Après deux jours des travaux, le ministre Eberande clôture l’atelier sur « les normes et standards du numérique en RDC »

Le Ministre congolais du Numérique, Eberande Kolongole, a clôturé ce jeudi 3 février au centre culturel Boboto, les travaux sur les normes et standards du numérique en République Démocratique du Congo, qui se sont tenus durant deux jours.

Plusieurs experts des différentes administrations étaient à cette occasion rassemblés pour élaborer un référentiel du numérique qui va permettre à l’État congolais de construire un système numérique optimal pour l’intérêt de la population.

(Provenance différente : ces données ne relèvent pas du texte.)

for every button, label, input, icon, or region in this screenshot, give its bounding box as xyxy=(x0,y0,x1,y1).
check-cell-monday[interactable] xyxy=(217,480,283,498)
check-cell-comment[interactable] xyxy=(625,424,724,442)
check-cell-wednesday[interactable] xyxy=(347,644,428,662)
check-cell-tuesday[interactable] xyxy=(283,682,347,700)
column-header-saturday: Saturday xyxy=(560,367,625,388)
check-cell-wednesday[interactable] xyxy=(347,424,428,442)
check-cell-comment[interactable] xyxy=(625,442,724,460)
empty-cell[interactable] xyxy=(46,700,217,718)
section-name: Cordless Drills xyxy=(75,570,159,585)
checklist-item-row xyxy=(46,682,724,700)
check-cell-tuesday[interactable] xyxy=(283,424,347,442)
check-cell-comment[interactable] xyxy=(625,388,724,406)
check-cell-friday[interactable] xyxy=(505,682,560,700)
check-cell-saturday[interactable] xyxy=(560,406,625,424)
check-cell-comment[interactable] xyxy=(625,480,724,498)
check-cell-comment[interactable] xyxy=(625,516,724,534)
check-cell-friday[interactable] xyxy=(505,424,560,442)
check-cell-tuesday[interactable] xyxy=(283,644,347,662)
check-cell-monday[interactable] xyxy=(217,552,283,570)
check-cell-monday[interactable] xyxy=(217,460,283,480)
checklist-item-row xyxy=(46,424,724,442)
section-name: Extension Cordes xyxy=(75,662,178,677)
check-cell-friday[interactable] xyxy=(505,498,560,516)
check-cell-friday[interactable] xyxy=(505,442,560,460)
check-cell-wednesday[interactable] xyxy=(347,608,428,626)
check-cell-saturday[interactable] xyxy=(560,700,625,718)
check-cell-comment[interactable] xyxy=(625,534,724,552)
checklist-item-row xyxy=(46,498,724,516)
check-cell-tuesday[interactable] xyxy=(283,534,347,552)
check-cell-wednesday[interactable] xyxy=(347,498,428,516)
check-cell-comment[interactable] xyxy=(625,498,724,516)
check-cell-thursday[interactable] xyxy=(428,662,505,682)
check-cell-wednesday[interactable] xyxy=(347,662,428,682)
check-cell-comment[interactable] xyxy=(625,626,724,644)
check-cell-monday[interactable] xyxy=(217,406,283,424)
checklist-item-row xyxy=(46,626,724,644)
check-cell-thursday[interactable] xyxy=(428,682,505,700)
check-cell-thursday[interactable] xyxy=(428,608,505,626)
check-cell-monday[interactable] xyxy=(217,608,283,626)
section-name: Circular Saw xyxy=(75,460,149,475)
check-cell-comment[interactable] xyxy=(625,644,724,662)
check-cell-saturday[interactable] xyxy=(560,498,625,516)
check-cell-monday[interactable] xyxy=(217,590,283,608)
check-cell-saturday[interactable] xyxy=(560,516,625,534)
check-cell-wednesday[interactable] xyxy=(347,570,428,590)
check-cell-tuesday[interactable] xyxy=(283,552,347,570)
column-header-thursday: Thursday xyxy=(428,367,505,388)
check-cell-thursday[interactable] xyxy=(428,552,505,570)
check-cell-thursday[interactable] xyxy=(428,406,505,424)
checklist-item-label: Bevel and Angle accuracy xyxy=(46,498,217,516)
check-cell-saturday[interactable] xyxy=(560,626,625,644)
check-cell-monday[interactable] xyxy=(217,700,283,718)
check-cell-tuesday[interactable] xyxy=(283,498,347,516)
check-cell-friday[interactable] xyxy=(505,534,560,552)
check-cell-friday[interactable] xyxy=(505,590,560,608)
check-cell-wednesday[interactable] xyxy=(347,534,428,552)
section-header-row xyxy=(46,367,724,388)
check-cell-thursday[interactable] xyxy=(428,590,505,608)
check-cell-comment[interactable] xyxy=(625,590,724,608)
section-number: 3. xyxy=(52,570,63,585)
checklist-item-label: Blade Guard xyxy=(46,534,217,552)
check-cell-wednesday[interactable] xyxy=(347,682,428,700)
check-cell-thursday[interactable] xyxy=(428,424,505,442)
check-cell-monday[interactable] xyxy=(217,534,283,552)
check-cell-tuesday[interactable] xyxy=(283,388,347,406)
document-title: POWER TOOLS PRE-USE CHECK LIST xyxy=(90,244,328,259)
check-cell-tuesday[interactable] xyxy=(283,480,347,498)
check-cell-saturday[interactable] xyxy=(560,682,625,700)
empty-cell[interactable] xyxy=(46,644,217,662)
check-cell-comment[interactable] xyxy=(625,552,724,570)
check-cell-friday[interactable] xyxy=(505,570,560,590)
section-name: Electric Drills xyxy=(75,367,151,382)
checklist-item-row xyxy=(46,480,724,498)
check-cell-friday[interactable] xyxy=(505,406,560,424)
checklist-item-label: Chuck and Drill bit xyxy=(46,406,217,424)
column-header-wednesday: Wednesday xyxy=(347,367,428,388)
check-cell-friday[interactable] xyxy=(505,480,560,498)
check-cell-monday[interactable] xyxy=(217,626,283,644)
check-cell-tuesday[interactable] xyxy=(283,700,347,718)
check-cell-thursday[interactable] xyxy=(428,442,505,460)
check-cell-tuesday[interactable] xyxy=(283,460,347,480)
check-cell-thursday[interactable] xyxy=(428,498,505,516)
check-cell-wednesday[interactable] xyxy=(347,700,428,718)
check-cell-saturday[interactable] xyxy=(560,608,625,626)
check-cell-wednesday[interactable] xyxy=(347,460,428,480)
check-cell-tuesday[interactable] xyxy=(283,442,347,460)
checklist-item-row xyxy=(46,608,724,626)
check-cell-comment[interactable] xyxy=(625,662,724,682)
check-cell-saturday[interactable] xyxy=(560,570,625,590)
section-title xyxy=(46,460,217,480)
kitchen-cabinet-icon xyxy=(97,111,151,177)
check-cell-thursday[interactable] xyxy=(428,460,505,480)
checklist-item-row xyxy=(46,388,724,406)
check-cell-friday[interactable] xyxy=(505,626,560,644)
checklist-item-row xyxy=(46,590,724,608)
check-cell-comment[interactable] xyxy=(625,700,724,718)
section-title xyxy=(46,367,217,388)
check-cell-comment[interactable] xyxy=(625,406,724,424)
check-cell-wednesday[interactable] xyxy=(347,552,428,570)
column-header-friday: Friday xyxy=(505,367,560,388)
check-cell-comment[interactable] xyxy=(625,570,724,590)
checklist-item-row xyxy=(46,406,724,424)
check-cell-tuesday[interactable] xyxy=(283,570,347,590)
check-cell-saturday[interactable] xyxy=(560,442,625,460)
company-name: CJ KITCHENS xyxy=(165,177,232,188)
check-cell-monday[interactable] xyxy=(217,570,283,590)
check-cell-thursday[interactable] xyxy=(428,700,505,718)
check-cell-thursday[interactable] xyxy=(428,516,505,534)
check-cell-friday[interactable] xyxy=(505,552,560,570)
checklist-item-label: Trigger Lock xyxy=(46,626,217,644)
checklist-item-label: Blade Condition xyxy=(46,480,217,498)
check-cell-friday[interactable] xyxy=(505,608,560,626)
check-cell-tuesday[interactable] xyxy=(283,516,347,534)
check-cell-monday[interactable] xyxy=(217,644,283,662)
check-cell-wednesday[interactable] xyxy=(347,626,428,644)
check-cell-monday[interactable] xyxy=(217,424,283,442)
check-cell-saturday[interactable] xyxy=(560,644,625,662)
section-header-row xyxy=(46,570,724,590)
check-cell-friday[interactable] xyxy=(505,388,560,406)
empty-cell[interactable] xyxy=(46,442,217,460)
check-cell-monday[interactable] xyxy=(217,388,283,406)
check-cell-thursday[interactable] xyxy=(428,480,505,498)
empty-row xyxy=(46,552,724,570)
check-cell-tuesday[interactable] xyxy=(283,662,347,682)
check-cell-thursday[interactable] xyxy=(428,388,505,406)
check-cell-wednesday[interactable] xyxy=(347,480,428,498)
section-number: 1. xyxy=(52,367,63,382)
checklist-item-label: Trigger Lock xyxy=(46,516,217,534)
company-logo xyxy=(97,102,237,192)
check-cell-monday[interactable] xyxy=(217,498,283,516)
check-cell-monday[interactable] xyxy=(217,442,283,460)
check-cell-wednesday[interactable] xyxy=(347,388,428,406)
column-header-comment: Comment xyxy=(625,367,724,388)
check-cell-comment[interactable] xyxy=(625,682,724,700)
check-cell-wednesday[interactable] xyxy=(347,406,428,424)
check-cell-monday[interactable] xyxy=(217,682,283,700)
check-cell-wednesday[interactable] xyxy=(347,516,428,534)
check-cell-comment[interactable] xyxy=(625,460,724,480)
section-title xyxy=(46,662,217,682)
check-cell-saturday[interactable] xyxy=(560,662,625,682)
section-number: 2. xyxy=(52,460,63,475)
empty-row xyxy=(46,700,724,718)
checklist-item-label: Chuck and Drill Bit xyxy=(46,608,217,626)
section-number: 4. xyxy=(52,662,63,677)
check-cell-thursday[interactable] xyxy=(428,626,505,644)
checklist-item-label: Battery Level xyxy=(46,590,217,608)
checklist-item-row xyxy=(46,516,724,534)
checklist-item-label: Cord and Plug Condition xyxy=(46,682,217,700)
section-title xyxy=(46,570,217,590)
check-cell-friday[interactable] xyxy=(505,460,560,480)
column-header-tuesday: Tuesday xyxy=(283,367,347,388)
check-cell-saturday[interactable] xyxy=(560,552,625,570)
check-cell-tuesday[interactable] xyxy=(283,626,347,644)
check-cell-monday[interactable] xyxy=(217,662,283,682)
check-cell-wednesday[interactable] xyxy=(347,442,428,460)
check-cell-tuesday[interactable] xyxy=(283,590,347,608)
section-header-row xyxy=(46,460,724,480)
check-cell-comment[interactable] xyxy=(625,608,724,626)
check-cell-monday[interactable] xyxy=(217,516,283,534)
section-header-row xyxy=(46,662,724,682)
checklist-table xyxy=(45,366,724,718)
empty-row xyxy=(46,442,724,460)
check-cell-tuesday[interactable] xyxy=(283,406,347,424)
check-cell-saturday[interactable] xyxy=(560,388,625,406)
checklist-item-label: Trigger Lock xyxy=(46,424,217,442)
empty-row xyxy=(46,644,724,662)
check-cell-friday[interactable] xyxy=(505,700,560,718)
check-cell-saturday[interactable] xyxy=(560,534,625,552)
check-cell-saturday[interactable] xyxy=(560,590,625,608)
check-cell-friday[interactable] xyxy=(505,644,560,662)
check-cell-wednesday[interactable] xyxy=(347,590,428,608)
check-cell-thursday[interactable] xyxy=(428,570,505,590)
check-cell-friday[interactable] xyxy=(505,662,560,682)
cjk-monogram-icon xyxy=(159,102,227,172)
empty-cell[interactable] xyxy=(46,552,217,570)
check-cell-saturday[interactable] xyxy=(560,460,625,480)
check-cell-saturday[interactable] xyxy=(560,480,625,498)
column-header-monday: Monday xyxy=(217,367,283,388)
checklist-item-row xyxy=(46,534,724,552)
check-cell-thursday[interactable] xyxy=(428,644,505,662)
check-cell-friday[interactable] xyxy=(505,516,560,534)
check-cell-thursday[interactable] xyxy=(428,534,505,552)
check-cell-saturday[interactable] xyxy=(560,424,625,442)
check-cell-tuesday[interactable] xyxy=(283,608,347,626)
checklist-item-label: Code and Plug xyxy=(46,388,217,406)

Engagé sur la voie de la transformation numérique, la RDC vient de franchir, grâce à ces travaux, un autre pas dans la régulation du secteur du numérique, après celui du Code du numérique.

Après deux jours de travaux, les experts des différentes administrations ont validé les cinq premiers livres du Référentiel Numériques dans le secteur public, jugés prioritaires, d’après le ministre du numérique Eberande Kolongole.

Il s’agit des livres sur :

  • Les bonnes pratiques numériques gouvernementales : celui-ci présente les activités pouvant transformer les façons de travailler de l’administration publique, en inculquant la pensée numérique et en veillant à l’intégration d’une culture du numérique ;
  • Les directives numériques de l’État : ces directives concernent les comportements à avoir pour mieux mener la transformation numérique au sein des administrations publiques ;
  • Le Socle des Logiciels de l’État : qui aborde les questions d’urbanisation des systèmes d’information de l’Etat, les principes de gestion de données propres à l’État Congolais et les critères d’octroi, de déploiement et de développement de logiciels ;
  • Le Système de gestion numérique des Données de l’Etat : offre aux administrations publiques un support technique pour aider à opérer les choix d’architecture de référentiel de données ;
  • Le Référentiel Général d’interopérabilité installe le décor de l’interopérabilité des SI de l’administration congolaise. Ceci en vue de favoriser l’interopérabilité des Systèmes et permettre ainsi aux différents acteurs publics de bien interagir.